Tickets: $10, $5 students. Information: friendsofvienna.org

Camerata di Sant’Antonio

Christopher Weber, music director of the Camerata di Sant’Antonio, consistently manages to discover new ways to include neglected or forgotten classical music gems in his programs. The unifying theme of his concerts this season, “Mostly Mozarts,” finds the group exploring the music of four composers, including the very well-known Rossini and Mendelssohn, as well as the more obscure Chevalier de Saint-Georges and Bernhard Henrik Crusell, who have been at times likened to Mozart, alongside of works by that incomparable master himself.

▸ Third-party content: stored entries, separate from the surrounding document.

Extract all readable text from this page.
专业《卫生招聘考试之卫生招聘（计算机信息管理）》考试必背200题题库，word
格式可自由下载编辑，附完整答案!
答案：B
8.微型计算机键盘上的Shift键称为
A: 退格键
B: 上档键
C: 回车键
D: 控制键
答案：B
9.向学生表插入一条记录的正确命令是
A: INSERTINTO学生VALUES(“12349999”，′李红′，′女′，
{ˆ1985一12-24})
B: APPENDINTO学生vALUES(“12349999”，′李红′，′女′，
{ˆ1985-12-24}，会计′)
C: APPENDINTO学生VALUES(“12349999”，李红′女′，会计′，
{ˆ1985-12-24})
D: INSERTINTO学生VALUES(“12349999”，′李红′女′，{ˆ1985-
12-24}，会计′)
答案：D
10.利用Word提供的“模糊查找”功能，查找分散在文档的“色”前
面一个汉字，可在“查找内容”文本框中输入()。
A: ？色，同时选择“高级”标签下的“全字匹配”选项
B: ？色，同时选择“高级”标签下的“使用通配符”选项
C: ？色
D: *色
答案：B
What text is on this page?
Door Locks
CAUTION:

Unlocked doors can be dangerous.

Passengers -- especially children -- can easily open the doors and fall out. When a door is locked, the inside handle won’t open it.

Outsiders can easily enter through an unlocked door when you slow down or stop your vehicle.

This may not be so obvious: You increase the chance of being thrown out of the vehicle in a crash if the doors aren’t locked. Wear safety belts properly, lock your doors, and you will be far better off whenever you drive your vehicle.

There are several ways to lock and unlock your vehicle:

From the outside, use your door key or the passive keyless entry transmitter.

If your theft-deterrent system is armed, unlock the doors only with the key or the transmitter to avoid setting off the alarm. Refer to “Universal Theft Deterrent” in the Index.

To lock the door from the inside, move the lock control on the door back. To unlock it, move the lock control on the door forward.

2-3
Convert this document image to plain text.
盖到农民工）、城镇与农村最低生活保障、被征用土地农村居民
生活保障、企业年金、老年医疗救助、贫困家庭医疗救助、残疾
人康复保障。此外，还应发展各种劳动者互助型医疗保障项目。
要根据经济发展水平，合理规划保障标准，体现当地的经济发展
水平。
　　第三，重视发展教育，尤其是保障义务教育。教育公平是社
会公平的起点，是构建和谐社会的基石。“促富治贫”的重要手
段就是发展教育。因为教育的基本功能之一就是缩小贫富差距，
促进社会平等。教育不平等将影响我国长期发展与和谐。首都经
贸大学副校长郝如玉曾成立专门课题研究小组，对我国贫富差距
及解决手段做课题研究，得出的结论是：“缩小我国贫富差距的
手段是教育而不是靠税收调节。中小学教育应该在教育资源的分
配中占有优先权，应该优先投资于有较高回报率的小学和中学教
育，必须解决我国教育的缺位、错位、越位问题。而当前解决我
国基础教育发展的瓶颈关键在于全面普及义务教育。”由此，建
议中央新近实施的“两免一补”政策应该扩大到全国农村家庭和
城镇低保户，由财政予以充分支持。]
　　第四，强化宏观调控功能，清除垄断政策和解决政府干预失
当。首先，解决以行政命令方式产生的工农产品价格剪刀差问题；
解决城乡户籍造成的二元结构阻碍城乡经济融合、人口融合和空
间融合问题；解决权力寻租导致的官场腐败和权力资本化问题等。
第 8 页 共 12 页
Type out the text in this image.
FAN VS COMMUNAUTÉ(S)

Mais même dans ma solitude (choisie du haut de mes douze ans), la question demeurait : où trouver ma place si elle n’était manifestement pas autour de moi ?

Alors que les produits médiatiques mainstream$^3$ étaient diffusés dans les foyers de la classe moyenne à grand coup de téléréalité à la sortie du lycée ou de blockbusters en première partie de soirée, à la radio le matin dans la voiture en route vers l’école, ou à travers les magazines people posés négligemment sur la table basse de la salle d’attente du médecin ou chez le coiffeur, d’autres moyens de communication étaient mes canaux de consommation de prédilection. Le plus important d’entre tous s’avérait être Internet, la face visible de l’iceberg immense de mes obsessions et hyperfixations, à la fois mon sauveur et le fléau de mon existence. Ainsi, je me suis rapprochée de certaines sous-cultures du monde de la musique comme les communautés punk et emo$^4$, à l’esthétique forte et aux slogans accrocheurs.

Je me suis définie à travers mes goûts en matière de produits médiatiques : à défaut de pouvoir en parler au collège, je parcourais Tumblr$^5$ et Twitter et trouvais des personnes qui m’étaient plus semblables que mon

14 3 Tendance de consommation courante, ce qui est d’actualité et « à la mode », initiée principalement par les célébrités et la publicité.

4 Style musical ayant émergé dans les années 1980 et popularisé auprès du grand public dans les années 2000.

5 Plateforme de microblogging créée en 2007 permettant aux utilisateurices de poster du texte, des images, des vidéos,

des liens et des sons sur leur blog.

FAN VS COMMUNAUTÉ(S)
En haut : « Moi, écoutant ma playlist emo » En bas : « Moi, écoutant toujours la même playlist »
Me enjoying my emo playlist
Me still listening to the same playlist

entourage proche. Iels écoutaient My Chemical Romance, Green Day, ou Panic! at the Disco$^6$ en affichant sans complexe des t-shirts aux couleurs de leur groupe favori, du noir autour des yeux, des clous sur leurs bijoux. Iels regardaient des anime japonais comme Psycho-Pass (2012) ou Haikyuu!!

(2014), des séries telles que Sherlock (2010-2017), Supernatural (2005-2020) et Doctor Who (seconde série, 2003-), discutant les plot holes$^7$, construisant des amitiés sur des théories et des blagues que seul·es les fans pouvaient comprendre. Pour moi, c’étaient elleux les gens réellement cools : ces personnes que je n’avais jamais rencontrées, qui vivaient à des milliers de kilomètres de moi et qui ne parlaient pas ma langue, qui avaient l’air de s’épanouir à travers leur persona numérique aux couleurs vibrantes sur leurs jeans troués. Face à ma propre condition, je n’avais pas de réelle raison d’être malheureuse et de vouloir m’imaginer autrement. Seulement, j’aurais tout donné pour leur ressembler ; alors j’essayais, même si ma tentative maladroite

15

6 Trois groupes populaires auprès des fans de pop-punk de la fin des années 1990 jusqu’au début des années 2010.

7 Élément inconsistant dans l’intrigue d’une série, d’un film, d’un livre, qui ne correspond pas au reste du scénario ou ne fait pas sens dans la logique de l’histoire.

The Camerata opens its season on Friday October 24 at 7pm at the Canisius Montante Center, a new venue for the group. Mozart’s Concertone in C major, for Two Violins, oboe, cello and Orchestra, K. 190, seems to be, rather amazingly, making its Buffalo premiere on this program. Violinists Andrea and Douglas Cone will be joined by oboist Paul Schlossman and cellist Eva Herer in the tunefully elegant work that most listeners will have only heard via recording. Perhaps no composer has more earned the right to be compared to Mozart than Mendelssohn, and Frank Scinta will lead the Canisius College Chorale in that composer’s Verlieh uns Friedsen and Buxtehude’s cantata Befiehl dem Engel, while the Camerata will offer another area premiere, that of the unjustly maligned Antonio Salieri’s Sinfonia Veneziana.

Tickets: $17. Information: 856-3626

Freudig Singers

This year marks the centenary of the outbreak of World War I, the greatest catastrophe in the history of Western Civilization. On Saturday, October 25th at 7:30pm, the Freudig Singers open their 30th anniversary season by remembering that tragic event in their program In Flanders Field: Music and Poetry of World War I, which combines choral music along with spoken poetry and drama, at the Buffalo Seminary on Bidwell Parkway.

Ron Martin, artistic director of the Freudig Singers, says “There will be three different settings of the John McCrae poem In Flanders Fields, including one that I just wrote for this program, as well as selections from the Six Choral Settings to be Sung in Time of War, in which the words of Percy Bysshe Shelley are put to music by Ralph Vaughan Williams. I managed to find a wonderful piece by Charles Villiers Stanford, exquisitely crafted for chorus, the very moving Last Post, which includes the ‘Last Post’ bugle call, the European answer to ‘Taps’, in the fabric of the piece.” The event will include an excerpt from the New Phoenix Theatre’s recent powerful production of Erich Remarque’s anti-war novel, All Quiet on the Western Front.

Suggested donation: $10. Phone: 716-472 -0009.